Cargill CEO Greg Page told the WSJ that information and informed decisions are key to the company’s success:

“When we do a good job of assimilating all those seemingly unrelated facts, it provides us an opportunity to make money … without necessarily having to make directional trades, i.e., outguess the weather, outguess individual governments.”

Congratulations to Cargill on its outstanding success as well as its ability to use smart pricing and informed decisions to stay on top of the competition.


Seth Godin on Pricing

January 6, 2009

I first met Seth Godin, the prolific internet marketeer from the early Yahoo! days, in New York City. It was midnight and we were standing next to one another at the Marriott reception counter, checking in, both fresh from the United flight from SFO. We were both speaking at the DMA conference (me on email marketing, Seth on everything). We conversed on optimizing the check-in procedures, refining the experience. Not much has changed on that front, but here he is, circa 2009, talking about pricing on his blog:

Change your pricing

When a restaurant goes from a la carte to either a buffet or a prix fixe meal, it is able to find a new class of customers.

Could a law firm charge by the project? When I incorporated Yoyodyne, a fancy firm charged us a fix rate.

Netflix went from charging by the rental to charging by the month.

We use tolls to charge people who drive over bridges more than other folks. We don’t hesitate to charge people ordering steak more than people ordering pasta in a restaurant. Could the library charge frequent readers more? What about insurance companies charging more to young families (more likely to have a baby).

Ski areas have a huge fixed cost base (land, grooming, etc.) so they get greedy, sell too many lift tickets and the lines get long. Fixed pricing encourages people to ski a lot, at peak times. What if only cost $3 to get on the mountain, plus a small charge for each lift ride and a premium price for popular lifts at popular times? The technology is already there, the only reason not to try it is momentum.

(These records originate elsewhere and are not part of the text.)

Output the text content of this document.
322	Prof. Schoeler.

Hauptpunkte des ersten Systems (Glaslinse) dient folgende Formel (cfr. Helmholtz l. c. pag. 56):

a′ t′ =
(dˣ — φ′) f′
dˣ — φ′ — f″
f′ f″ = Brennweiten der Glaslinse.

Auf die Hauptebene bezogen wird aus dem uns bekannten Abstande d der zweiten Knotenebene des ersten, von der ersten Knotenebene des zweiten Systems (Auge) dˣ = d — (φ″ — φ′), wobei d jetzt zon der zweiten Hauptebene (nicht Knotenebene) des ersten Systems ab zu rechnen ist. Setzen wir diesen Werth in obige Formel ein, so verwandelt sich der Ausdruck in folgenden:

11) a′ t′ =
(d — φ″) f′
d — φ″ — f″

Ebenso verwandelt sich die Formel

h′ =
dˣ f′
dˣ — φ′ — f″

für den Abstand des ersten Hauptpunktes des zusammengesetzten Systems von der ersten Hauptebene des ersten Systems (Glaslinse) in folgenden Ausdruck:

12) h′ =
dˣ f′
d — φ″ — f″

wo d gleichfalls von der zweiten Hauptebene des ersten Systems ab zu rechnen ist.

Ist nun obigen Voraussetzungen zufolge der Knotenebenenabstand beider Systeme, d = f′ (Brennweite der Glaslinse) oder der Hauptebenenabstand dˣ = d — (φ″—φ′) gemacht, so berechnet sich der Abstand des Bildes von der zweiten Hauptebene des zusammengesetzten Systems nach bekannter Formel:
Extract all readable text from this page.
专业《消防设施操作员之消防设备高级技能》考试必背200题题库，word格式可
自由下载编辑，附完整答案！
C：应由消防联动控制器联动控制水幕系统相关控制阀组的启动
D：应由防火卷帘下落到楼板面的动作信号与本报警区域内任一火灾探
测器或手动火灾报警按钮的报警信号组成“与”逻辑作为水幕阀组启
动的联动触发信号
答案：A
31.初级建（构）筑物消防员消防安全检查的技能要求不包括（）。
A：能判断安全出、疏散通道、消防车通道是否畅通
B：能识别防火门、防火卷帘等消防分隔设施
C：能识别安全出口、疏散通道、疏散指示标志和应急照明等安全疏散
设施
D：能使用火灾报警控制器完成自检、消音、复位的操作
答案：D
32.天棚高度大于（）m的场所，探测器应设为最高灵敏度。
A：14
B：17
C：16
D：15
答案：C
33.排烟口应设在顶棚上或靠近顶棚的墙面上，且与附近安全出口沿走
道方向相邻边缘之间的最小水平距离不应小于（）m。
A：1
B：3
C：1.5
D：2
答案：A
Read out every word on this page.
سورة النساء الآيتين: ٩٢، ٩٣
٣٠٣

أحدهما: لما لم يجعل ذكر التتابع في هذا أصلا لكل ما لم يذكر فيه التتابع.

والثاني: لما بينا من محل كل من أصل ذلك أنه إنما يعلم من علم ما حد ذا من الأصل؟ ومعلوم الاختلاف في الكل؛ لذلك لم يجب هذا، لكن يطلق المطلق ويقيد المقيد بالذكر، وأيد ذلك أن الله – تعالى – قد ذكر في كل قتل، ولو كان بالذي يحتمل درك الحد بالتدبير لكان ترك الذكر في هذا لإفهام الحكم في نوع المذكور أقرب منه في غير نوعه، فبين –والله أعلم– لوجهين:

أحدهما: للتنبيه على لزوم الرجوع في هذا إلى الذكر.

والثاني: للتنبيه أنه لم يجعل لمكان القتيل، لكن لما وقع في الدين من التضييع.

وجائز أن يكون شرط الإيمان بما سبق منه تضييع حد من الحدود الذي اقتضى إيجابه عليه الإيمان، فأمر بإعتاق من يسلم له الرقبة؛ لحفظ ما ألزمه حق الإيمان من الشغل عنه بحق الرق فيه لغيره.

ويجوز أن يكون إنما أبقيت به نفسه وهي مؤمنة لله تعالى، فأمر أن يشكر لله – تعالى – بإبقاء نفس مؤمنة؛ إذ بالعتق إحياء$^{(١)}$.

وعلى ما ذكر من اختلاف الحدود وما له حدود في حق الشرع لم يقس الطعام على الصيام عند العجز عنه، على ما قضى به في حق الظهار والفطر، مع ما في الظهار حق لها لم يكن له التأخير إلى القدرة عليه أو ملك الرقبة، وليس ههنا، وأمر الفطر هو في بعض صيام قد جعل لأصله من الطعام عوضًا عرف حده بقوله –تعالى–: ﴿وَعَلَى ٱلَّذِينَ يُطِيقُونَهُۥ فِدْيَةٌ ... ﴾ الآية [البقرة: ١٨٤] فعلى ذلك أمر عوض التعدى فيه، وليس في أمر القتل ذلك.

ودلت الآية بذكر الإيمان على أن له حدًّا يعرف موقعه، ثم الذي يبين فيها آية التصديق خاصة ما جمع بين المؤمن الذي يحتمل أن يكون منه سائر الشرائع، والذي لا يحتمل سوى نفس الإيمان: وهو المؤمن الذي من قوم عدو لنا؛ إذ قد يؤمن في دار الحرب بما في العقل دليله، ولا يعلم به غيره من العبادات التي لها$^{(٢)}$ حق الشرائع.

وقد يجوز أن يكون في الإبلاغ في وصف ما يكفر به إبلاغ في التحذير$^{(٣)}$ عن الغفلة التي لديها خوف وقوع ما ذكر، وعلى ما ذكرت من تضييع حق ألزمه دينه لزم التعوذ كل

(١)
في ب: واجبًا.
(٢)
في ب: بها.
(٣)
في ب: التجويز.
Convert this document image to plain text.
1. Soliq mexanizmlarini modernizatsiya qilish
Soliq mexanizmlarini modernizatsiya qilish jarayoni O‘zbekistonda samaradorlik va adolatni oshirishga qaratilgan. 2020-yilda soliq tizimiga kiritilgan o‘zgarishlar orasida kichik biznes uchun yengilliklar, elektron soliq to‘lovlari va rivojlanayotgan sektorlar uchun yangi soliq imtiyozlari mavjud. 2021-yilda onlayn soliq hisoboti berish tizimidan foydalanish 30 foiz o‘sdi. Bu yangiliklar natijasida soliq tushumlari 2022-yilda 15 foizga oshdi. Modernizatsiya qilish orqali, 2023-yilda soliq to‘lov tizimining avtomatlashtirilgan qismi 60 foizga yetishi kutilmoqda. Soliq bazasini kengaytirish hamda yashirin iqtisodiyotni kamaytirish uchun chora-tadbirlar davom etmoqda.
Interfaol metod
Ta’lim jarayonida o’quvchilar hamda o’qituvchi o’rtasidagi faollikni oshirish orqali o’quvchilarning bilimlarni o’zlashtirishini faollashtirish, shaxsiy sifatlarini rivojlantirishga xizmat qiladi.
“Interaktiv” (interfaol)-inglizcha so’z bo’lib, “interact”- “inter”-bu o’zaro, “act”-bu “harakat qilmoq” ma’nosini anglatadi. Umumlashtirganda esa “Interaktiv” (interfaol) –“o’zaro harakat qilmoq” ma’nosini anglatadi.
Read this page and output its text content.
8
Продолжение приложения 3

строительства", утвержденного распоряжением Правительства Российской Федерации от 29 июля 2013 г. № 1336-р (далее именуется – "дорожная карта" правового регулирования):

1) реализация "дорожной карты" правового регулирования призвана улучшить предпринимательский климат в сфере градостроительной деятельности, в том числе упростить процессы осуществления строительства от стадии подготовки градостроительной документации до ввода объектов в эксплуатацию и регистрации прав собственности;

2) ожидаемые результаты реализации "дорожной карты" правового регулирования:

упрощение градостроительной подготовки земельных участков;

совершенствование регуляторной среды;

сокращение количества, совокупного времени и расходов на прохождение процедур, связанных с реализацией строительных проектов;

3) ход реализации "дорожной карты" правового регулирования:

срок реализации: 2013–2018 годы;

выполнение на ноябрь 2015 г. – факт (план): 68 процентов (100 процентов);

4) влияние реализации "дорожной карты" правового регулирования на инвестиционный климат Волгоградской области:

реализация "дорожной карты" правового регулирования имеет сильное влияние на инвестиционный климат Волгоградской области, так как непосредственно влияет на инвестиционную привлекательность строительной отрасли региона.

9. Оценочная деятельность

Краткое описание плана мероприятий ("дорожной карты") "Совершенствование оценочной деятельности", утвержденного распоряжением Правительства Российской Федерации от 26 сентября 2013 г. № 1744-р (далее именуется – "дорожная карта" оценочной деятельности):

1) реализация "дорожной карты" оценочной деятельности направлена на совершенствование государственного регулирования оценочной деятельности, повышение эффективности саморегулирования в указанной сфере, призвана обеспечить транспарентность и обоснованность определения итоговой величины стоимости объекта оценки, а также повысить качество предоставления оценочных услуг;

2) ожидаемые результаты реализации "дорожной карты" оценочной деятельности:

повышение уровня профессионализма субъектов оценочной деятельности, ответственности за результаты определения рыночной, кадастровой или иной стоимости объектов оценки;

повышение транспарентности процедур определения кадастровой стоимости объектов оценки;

If you’re a copywriter or masseuse or other sort of freelancer, how many retainer clients do you need to relax and spend more time on the work, less on the billing/looking part? What happens when an artist does this?

Why don’t airlines experiment with auctioning of seats, baseball card style? You could buy the rights to a seat for $200 (speculating, if you like) and then try to sell it off as the flight time get closer–it’s not hard to imagine an easy to use website for these transactions. The seat might change hands a dozen times, earning the airline a processing fee each time, and enriching those that want to start trading this expiring commodity. Sports teams are already trying to figure out how to make this work.

Changing your pricing changes your story.